Quels compromis faire quand on met en place des outils techniques pour empêcher la spéculation ? Des collectifs désirant aquérir de la terre collectivement se forment en GFA (groupement foncier agricole) ou en SCI (société civile immobilière) pour acheter du terrain qui est loué à un-e ou plusieurs paysan-ne-s. Le GFA est à la base une structure capitaliste à but spéculatif, que lesdits collectifs, ayant besoin d'un statut, essaient de détourner en fonctionnant de manière égalitaire mais sur le long terme (héritages...) beaucoup redeviennent spéculatifs. Apparement la SCI permet de monter des structures associatives dont on peut définir la forme plus librement.
Monter cette forme de projet est, selon les personnes présentes, un compromis tenant compte du fait qu'une révolution agraire n'est pas pour demain, tout en essayant d'engager des dynamiques collectives différant de la propriété privée, pratiquer l'agriculture tout en sortant des terres de la spéculation. Toutefois, ça ne suffira pas à enrayer la spéculation: N'est-on pas limité avec cette approche à des "bons plans" dans les interstices du système? D'où la question de la construction de rapports de force.
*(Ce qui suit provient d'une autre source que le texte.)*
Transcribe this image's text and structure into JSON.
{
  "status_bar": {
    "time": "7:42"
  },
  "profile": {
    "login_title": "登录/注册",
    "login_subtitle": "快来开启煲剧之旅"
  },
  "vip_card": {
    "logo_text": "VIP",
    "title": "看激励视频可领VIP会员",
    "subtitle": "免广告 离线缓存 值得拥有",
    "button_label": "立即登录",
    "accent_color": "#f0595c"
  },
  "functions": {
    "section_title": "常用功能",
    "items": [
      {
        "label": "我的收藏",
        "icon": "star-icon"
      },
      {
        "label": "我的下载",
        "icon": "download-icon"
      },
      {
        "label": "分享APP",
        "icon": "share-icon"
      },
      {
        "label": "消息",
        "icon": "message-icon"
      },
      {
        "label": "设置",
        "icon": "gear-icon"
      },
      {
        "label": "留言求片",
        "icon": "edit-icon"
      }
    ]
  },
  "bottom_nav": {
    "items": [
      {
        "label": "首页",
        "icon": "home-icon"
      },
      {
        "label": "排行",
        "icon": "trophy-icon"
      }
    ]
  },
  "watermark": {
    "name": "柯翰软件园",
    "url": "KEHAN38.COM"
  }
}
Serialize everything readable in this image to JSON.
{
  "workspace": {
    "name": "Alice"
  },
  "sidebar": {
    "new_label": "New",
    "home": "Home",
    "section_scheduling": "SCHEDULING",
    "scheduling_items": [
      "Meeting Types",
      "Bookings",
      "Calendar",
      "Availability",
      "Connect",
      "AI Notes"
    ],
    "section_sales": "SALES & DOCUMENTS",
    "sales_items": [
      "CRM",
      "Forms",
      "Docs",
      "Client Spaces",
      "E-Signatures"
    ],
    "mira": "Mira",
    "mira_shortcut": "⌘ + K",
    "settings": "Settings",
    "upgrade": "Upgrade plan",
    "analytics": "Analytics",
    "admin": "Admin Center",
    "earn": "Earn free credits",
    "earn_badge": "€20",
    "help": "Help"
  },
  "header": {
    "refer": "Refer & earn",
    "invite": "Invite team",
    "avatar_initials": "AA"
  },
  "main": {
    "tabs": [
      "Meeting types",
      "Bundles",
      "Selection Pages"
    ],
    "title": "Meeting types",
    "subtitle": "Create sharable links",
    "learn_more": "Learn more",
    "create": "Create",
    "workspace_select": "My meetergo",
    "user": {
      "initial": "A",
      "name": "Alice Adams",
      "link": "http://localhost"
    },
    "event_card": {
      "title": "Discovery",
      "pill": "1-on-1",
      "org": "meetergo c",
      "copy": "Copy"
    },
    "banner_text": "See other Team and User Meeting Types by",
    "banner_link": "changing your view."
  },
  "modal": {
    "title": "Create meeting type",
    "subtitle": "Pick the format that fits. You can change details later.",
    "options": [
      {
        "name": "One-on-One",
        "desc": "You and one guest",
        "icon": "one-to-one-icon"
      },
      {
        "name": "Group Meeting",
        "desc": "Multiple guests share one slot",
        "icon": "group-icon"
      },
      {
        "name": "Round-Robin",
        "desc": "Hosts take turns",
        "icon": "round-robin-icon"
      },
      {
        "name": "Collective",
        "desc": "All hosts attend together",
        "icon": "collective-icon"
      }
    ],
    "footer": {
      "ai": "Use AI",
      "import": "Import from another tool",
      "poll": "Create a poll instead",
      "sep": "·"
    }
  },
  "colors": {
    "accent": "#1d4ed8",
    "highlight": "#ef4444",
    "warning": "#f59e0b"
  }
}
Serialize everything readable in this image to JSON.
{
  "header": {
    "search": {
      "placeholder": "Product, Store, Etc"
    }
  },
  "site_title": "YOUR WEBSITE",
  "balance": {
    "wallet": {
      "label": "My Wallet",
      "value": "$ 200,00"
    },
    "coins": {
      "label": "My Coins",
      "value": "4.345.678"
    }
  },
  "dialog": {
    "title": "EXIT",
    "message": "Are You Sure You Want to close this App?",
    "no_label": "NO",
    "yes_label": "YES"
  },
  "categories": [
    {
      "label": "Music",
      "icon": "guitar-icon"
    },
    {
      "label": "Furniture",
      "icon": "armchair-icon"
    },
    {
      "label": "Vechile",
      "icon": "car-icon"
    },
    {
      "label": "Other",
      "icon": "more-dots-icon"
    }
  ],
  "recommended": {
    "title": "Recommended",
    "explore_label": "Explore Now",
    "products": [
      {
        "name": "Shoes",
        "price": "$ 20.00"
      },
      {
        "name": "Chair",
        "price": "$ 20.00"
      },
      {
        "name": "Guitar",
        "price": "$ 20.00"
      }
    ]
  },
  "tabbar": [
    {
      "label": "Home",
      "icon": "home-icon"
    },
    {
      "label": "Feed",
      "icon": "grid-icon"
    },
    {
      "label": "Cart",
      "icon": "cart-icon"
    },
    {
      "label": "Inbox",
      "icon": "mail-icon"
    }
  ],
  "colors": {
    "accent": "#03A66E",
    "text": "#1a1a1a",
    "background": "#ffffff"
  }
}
Différentes questions se posent: Comment développer des réseaux de solidarité, que ce soit "ville-campagne" ou "campagne-campagne"? De tels réseaux existent par endroits, notamment entre squats urbains (dont sont issu-e-s de nombreux-ses "néo-ruraux") et communautés rurales, donnant lieu à échanges et entraide. Entre lieux alternatifs ruraux, dont certains existent depuis plus d'une génération, il faut arriver à mieux transmettre les expériences bien que cela se fasse déjà au travers des rencontres, chantiers, médias indépendants...
Il est important de savoir que les relations développées dans les villages environnants peuvent aussi s'avérer cruciales lors de menaces d'expulsion ou de destruction. Des relations peuvent aussi se nouer à travers les AMAP (association pour le maintien d'une agriculture de proximité) ou "paniers de légumes", pour autant que soient possible des échanges ou du troc, sans quoi les prix opèrent une sélection sociale qui coupent les gens précaires de ces initiatives.
L'achat de terre est inimaginable pour la plupart des précaires urbains. Comment dépasser les limites des petits groupes affinitaires? Comment faire des ponts avec d'autres mondes dans lesquels les codes et les normes sont différents? Ca demande beaucoup de travail de déconstruction de nos normes, et aussi beaucoup de persévérance dans l'approche d'autres milieux. Comment inviter et accueillir des personnes qui débarquent dans des lieux dont les manières de fonctionner ne leur sont pas familières? Un repas ou des travaux ensemble pour se connaitre, des discussions pour mieux cerner les attentes et formuler les projets... Tout un travail qui demande beaucoup d'attention, qu'on est souvent pas prêt-e-s à donner.
De fait on se trouve actuellement dans une situation paradoxale: d'un côté beaucoup de personnes cherchent des lieux, d'autre part de nombreux lieux manquent de monde, voire ont été désertés. D'où l'importance de pérenniser le lieu au niveau foncier, mais aussi le collectif et l'envie de vivre ensemble.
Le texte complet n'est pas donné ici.